Они заговорили о знакомых, улыбались, удивлялись новостям. Но, о чем бы ни говорили они — о войне, о семейных делах, — в душе они оставались холодны друг к другу. Не забывалось, видно, тяжелое свидание осенью тринадцатого года. Когда брат уехал, Марья Дмитриевна вслух сказала:
— Уф, ну вот! — Взволнованная, она не могла сразу успокоиться и долго ходила по столовой, пожимая плечами, и, как многие привыкшие к одиночеству женщины, разговаривала сама с собой.

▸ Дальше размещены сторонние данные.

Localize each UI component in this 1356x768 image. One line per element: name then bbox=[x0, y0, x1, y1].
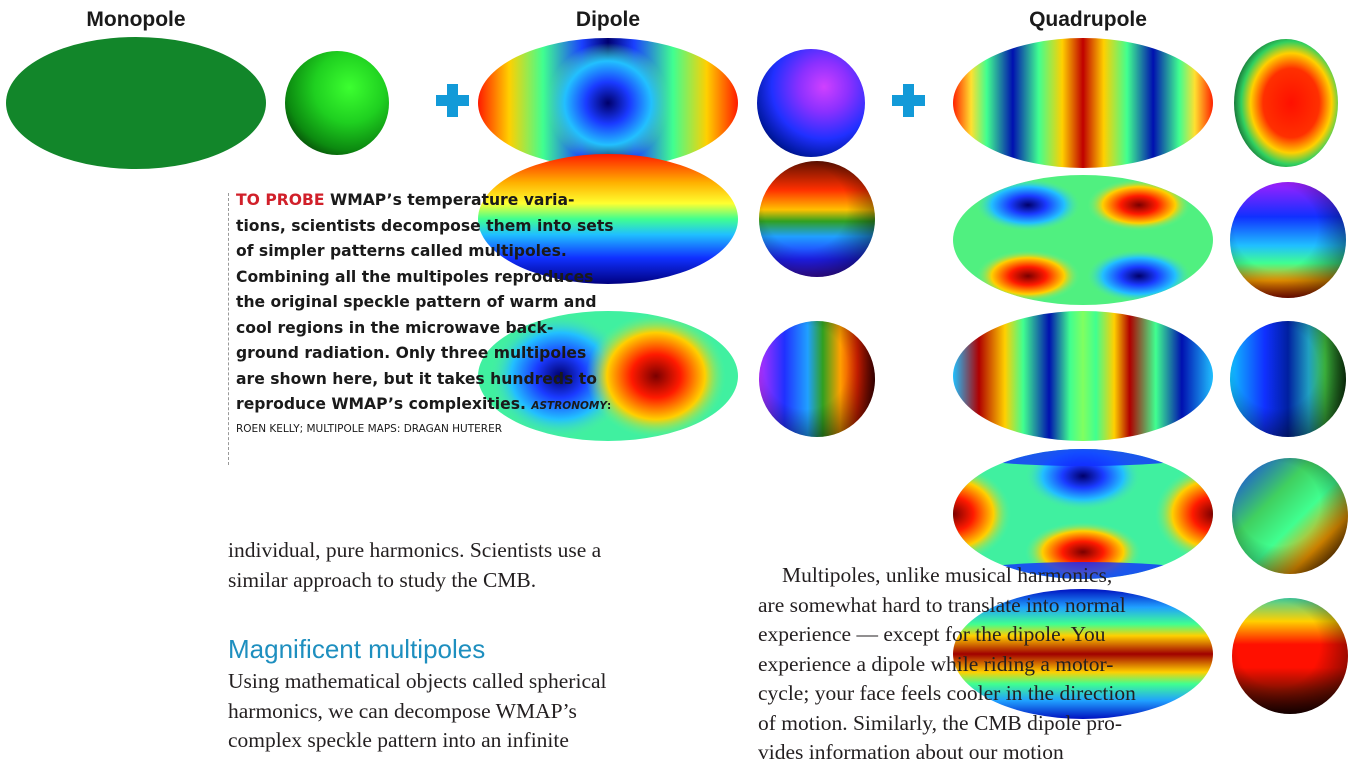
caption-line: WMAP’s temperature varia- bbox=[324, 191, 575, 209]
body-line: individual, pure harmonics. Scientists u… bbox=[228, 538, 602, 562]
caption-line: reproduce WMAP’s complexities. bbox=[236, 395, 526, 413]
caption-line: Combining all the multipoles reproduces bbox=[236, 267, 594, 286]
caption-line: ground radiation. Only three multipoles bbox=[236, 344, 587, 362]
body-line: similar approach to study the CMB. bbox=[228, 567, 537, 592]
caption-lead: TO PROBE bbox=[236, 191, 325, 209]
body-line: experience a dipole while riding a motor… bbox=[758, 651, 1114, 676]
plus-icon bbox=[892, 84, 925, 117]
section-subhead: Magnificent multipoles bbox=[228, 634, 486, 664]
dipole-sphere-1 bbox=[757, 49, 865, 157]
quadrupole-map-4 bbox=[953, 449, 1213, 579]
monopole-header: Monopole bbox=[86, 8, 186, 31]
body-column-2: Multipoles, unlike musical harmonics, ar… bbox=[758, 561, 1136, 768]
caption-line: tions, scientists decompose them into se… bbox=[236, 216, 614, 235]
quadrupole-map-5 bbox=[953, 589, 1213, 719]
plus-icon bbox=[436, 84, 469, 117]
body-line: are somewhat hard to translate into norm… bbox=[758, 592, 1126, 617]
monopole-map bbox=[6, 37, 266, 169]
dipole-map-3 bbox=[478, 311, 738, 441]
caption-line: cool regions in the microwave back- bbox=[236, 318, 554, 337]
monopole-sphere bbox=[285, 51, 389, 155]
body-line: Using mathematical objects called spheri… bbox=[228, 669, 607, 693]
dipole-header: Dipole bbox=[575, 8, 641, 31]
quadrupole-map-2 bbox=[953, 175, 1213, 305]
body-line: complex speckle pattern into an infinite bbox=[228, 728, 569, 752]
quadrupole-map-1 bbox=[953, 38, 1213, 168]
body-line: cycle; your face feels cooler in the dir… bbox=[758, 681, 1136, 705]
caption-rule bbox=[228, 193, 229, 465]
credit-magazine: ASTRONOMY bbox=[531, 400, 607, 412]
dipole-map-2 bbox=[478, 154, 738, 284]
caption-line: of simpler patterns called multipoles. bbox=[236, 242, 567, 260]
credit-line: ROEN KELLY; MULTIPOLE MAPS: DRAGAN HUTER… bbox=[236, 422, 503, 435]
figure-caption: TO PROBE WMAP’s temperature varia- tions… bbox=[236, 188, 628, 440]
quadrupole-map-3 bbox=[953, 311, 1213, 441]
body-line: vides information about our motion bbox=[758, 740, 1064, 764]
body-line: of motion. Similarly, the CMB dipole pro… bbox=[758, 710, 1123, 735]
credit-colon: : bbox=[606, 400, 612, 412]
body-column-1-continued: Using mathematical objects called spheri… bbox=[228, 667, 607, 756]
body-line: Multipoles, unlike musical harmonics, bbox=[782, 563, 1113, 587]
body-column-1: individual, pure harmonics. Scientists u… bbox=[228, 536, 601, 595]
caption-line: the original speckle pattern of warm and bbox=[236, 293, 597, 311]
quadrupole-header: Quadrupole bbox=[1029, 8, 1147, 31]
body-line: experience — except for the dipole. You bbox=[758, 622, 1106, 646]
body-line: harmonics, we can decompose WMAP’s bbox=[228, 698, 577, 723]
quadrupole-sphere-1 bbox=[1234, 39, 1338, 167]
caption-line: are shown here, but it takes hundreds to bbox=[236, 369, 597, 388]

Ее поразила мысль, что брат, с которым было так много связано, показался ей почти чужим и что она ходит по комнате, увешанной портретами бородатых людей в черных круглых шапочках, и с нетерпением ждет стриженую Софью Яковлевну. Действительно, могла ли она в юности это представить себе?
Когда в столовую вошел Марк Борисович, она рассказала ему о своем чувстве к брату. Он пожал плечами:
— Чему удивляться? Меня обратное удивляет: как сильны все же эти узы; ведь со времен родового периода человечество не Знает буквально чувств крепче и прочней, чем родственные. — Он весело проговорил: — Знаете, Марья Дмитриевна, я первый раз в жизни разговаривал с генералом. Подумать, с живым генералом!
— Он очень образован и очень передовой человек, — строго сказала Марья Дмитриевна.
Софья Яковлевна приехала в то время, когда часы начали бить одиннадцать.
За несколько дней Марья Дмитриевна легко научилась отличать по многим признакам приход Софьи Яковлевны. Еще на лестнице слышался ее зычный голос; она, громко говоря по-еврейски, уславливалась с извозчиком на завтрашний день. Потом раздавался звонок, за ним второй, третий — до тех пор, пока спешившая из кухни с криком: «Ось уже докторша прыихалы!» — Марика не открывала дверь.